不过这么小的孩子就分开单过啊?也有点过份,怎么着也到了十二三的时候再分啊。
梅妃脸上没什么表情,看着儿子小口小口喘气儿。
唉,这个变态的皇宫,人伦亲情都是扭曲的。母子也好,夫妻也好。
得,不提也罢。
禀礼太监展开纸读那种骈三骊四的官样文章,我不大听的懂也没兴趣听。
底下的人都避席肃立。估计是因为家宴,所以不用下跪听。
我往底下溜眼看,没有认识的人。
啊,不,有个认识的。
那个曾经打过我的太监,好象是姓刘,站在下首一个席位旁伺候,我对他那张脸印象深的很,就是他,没认错!

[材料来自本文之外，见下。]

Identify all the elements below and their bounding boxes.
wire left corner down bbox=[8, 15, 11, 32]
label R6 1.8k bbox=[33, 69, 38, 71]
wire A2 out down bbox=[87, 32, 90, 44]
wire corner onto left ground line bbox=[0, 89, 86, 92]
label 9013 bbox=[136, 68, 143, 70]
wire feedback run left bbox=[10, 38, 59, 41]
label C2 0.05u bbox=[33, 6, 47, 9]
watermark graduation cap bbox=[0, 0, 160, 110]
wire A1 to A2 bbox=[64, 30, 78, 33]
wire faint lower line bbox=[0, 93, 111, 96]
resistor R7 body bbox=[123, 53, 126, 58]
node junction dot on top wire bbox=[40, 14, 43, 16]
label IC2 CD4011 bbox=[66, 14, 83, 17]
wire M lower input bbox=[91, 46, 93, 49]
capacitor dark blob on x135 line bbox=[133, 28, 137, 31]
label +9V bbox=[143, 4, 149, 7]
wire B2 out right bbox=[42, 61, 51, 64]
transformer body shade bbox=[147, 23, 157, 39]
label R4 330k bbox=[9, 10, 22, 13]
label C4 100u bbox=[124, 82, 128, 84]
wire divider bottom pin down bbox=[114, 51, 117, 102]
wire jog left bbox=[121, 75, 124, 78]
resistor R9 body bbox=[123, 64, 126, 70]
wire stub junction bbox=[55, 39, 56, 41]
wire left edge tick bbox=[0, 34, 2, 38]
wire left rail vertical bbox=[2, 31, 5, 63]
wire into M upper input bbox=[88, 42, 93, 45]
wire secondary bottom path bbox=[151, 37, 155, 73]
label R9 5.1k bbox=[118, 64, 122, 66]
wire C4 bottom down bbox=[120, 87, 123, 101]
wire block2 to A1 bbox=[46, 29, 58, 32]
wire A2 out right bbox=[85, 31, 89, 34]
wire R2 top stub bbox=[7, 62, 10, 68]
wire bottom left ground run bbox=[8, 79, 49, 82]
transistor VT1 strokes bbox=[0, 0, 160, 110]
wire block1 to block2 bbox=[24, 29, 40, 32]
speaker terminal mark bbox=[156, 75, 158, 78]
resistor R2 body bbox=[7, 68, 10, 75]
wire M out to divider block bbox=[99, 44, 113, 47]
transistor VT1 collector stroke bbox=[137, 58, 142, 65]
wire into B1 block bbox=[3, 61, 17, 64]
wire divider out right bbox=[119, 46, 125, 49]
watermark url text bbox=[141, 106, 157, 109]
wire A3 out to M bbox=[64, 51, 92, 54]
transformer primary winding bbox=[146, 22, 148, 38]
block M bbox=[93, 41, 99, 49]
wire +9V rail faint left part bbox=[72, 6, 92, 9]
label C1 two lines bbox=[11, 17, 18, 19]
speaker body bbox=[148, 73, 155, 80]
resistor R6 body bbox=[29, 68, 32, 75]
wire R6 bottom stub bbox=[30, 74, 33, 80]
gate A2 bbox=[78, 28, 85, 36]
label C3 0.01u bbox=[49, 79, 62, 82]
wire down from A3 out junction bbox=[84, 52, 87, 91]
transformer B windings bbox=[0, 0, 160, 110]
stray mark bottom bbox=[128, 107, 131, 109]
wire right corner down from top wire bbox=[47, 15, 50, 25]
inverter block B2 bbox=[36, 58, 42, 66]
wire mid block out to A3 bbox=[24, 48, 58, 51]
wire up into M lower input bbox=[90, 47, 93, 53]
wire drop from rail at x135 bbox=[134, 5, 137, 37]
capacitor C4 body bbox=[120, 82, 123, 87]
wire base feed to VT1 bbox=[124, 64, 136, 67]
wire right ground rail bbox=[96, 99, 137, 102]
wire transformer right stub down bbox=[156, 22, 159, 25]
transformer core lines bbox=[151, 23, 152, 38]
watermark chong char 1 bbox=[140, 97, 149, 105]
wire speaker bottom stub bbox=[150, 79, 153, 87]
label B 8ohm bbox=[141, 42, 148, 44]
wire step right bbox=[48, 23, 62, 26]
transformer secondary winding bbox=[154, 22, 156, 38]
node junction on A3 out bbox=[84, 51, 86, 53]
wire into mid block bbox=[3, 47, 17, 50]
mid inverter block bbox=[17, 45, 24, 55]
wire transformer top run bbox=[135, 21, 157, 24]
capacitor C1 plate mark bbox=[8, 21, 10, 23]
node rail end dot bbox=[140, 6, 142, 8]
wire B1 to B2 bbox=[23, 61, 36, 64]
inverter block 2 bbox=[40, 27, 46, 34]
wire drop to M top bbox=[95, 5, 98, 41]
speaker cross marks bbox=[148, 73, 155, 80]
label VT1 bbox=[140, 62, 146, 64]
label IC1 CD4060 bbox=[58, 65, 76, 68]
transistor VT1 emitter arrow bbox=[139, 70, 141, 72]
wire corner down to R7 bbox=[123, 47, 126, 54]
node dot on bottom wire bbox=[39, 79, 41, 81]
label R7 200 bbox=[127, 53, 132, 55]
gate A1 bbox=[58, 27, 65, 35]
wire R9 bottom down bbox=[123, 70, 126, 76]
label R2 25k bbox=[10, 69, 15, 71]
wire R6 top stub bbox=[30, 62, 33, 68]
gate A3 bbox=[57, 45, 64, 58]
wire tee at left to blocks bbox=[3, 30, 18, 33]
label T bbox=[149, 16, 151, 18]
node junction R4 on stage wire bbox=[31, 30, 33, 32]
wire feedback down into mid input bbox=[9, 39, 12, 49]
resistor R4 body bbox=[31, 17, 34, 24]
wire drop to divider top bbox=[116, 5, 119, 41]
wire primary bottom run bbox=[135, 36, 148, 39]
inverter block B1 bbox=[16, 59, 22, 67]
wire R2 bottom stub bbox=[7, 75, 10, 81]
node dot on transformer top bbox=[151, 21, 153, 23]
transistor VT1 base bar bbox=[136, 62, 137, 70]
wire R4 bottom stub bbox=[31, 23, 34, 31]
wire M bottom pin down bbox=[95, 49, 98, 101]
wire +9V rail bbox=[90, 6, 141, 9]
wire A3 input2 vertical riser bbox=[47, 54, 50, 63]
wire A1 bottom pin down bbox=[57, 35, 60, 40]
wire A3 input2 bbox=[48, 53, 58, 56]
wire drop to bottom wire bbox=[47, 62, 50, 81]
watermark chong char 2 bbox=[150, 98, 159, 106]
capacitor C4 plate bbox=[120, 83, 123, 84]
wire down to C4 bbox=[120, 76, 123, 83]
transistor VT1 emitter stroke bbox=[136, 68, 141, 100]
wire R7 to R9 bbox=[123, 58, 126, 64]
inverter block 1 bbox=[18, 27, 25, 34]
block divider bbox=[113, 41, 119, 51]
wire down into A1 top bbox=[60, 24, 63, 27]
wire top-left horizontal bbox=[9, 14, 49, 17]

他可没有那天神采飞扬了,头低着腰勾着,脸一个劲儿想往暗处藏。
估计这家伙还记得打我的事儿呢,可是没想到短短一个月我就翻身到这个位子上来了,他是不是怕我看到啊。
说起来,我的熟人只有两个。
明宇算一个。
那个一面之缘的杨统领,也是个好人。
可惜一直都碰不上他。
下面开始传歌舞了,我的头皮整个儿的开始疼了,根本看不进去。
皇帝忽然说:“侍君口味偏北边,上几道那边的菜来。”
我面无表情,其实是在忍痛。
你割肉我都吃不下,你XX的试试头顶十斤砖吃饭啊!更何况这十斤砖是用你的头发丝儿拴着的。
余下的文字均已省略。